I’m on holidays as of writing this so I’m in listening mode. New semester repertoire is getting rinsed. I’m still working on getting Bud Powell’s first two choruses of Parisian Thoroughfare up to speed. Wynton Kelly on This I Dig of You. Technique-wise I’m trying to practice minimal hand movement and being actively engaged in the “space” on some Kenny Werner thing. I am finding more joy in the music if I can detach from if what I’m playing is “good” or not. Playing unaccompanied right hand lines, trying to clearly hear the changes. It took me a long time to actually hear that and now I hear myself NOT doing it a lot.
What in your opinion is one of the best parts about the JMI Bachelor of Music in Jazz Performance course?

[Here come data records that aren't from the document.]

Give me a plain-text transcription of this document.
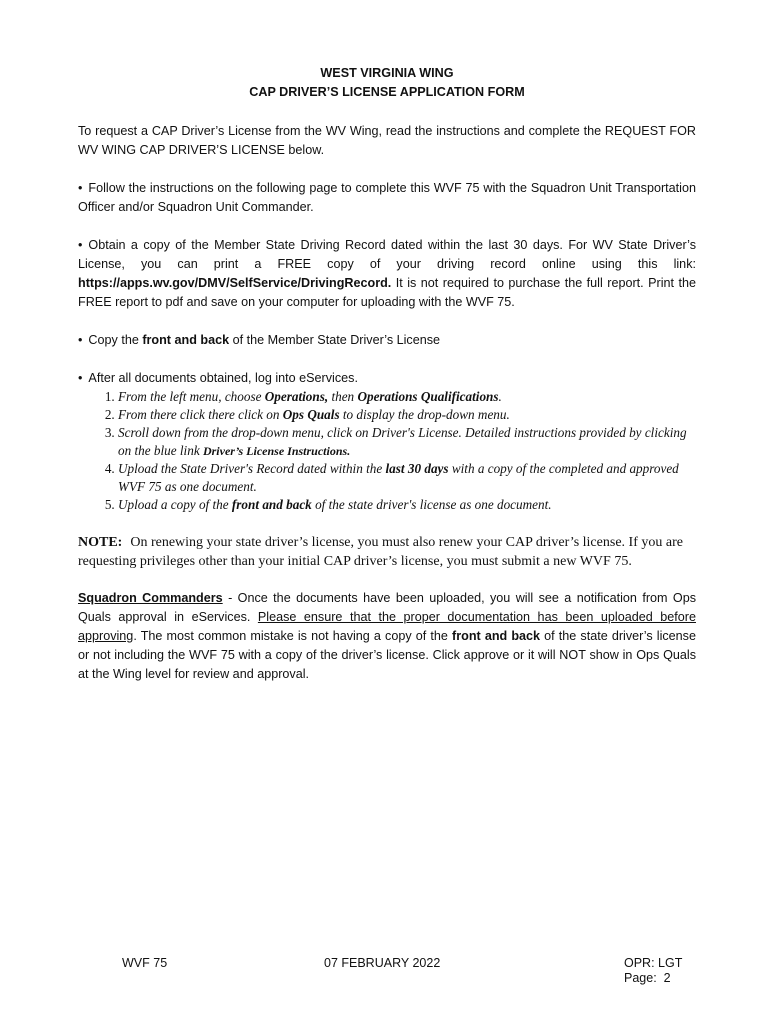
WEST VIRGINIA WING
CAP DRIVER’S LICENSE APPLICATION FORM

To request a CAP Driver’s License from the WV Wing, read the instructions and complete the REQUEST FOR WV WING CAP DRIVER’S LICENSE below.

• Follow the instructions on the following page to complete this WVF 75 with the Squadron Unit Transportation Officer and/or Squadron Unit Commander.

• Obtain a copy of the Member State Driving Record dated within the last 30 days. For WV State Driver’s License, you can print a FREE copy of your driving record online using this link: https://apps.wv.gov/DMV/SelfService/DrivingRecord. It is not required to purchase the full report. Print the FREE report to pdf and save on your computer for uploading with the WVF 75.

• Copy the front and back of the Member State Driver’s License

• After all documents obtained, log into eServices.

1. From the left menu, choose Operations, then Operations Qualifications.
2. From there click there click on Ops Quals to display the drop-down menu.
3. Scroll down from the drop-down menu, click on Driver's License. Detailed instructions provided by clicking on the blue link Driver’s License Instructions.
4. Upload the State Driver's Record dated within the last 30 days with a copy of the completed and approved WVF 75 as one document.
5. Upload a copy of the front and back of the state driver's license as one document.

NOTE: On renewing your state driver’s license, you must also renew your CAP driver’s license. If you are requesting privileges other than your initial CAP driver’s license, you must submit a new WVF 75.

Squadron Commanders - Once the documents have been uploaded, you will see a notification from Ops Quals approval in eServices. Please ensure that the proper documentation has been uploaded before approving. The most common mistake is not having a copy of the front and back of the state driver’s license or not including the WVF 75 with a copy of the driver’s license. Click approve or it will NOT show in Ops Quals at the Wing level for review and approval.

WVF 75	07 FEBRUARY 2022	OPR: LGT
Page:  2
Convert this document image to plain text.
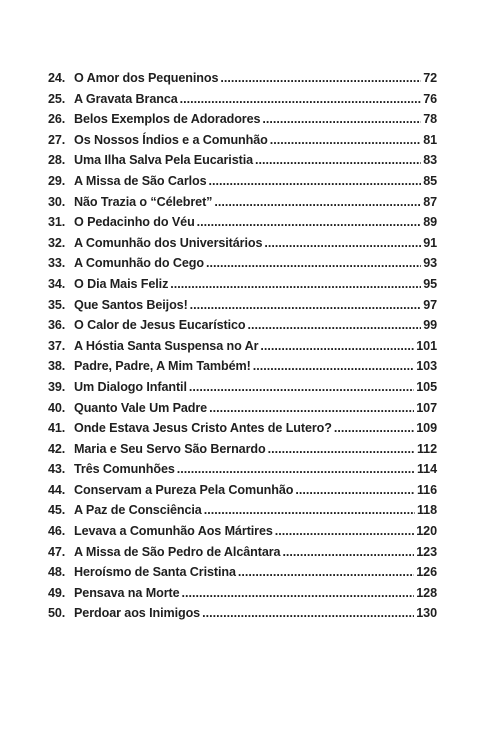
24. O Amor dos Pequeninos .....	72
25. A Gravata Branca .....	76
26. Belos Exemplos de Adoradores .....	78
27. Os Nossos Índios e a Comunhão .....	81
28. Uma Ilha Salva Pela Eucaristia .....	83
29. A Missa de São Carlos .....	85
30. Não Trazia o “Célebret” .....	87
31. O Pedacinho do Véu .....	89
32. A Comunhão dos Universitários .....	91
33. A Comunhão do Cego .....	93
34. O Dia Mais Feliz .....	95
35. Que Santos Beijos! .....	97
36. O Calor de Jesus Eucarístico .....	99
37. A Hóstia Santa Suspensa no Ar .....	101
38. Padre, Padre, A Mim Também! .....	103
39. Um Dialogo Infantil .....	105
40. Quanto Vale Um Padre .....	107
41. Onde Estava Jesus Cristo Antes de Lutero? .....	109
42. Maria e Seu Servo São Bernardo .....	112
43. Três Comunhões .....	114
44. Conservam a Pureza Pela Comunhão .....	116
45. A Paz de Consciência .....	118
46. Levava a Comunhão Aos Mártires .....	120
47. A Missa de São Pedro de Alcântara .....	123
48. Heroísmo de Santa Cristina .....	126
49. Pensava na Morte .....	128
50. Perdoar aos Inimigos .....	130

One of the best parts? Paula Girvan! I could name every member of staff as the ONE of the best. Dan is such a good teacher, Dr. Rob is a great teacher. Graeme Norris is a certified G!
The teachers are truly remarkable players and people. The course itself is challenging as it comes. It will make you constantly reassess your approaches to listening, playing and analysis of all musical concepts — overall it’s really rewarding.
Any favourite jazz artists?
The new cats in the straight ahead like Emmet Cohen are straight fire. I like Henry Wu, Yussef Dayes, Alfa Mist, Tom Misch, Moonchild too. Bill Evans got me in, but Red Garland and Bud Powell are my new favourites. Duke Ellington could really play piano too, compositions and band leading aside, he’s legit a monster.
What is your favourite part about JMI in general? What makes it unique or stand out to you?
Favourite part is the supportive undertones. Nobody at JMI is overly braggadocious, nor is that attitude welcomed. People are there to help, support, and bring you to new understandings and bring everyone along too. There are some serious talents regularly visiting, in the staff and the student body. I’ve found it to be very good in that regard.
Would you recommend JMI as a place to study for future students, and why?
Definitely. It provides the space for development so well. It’s very hard but also very doable, and delivered in a way that builds on the previous learnings in such a cool way. It gives you a professional mindset and sets you up to also be proper in your business self too.
On August 14th, I am playing a little gig with Ambrose, Casey & Bodhi Towers at The End, West End! We will be playing live improvised house and electronica.
I also perform regularly for local singers such as Rosa Mack & Tyra, as well as perform in improvisation group, Accomplice Collective.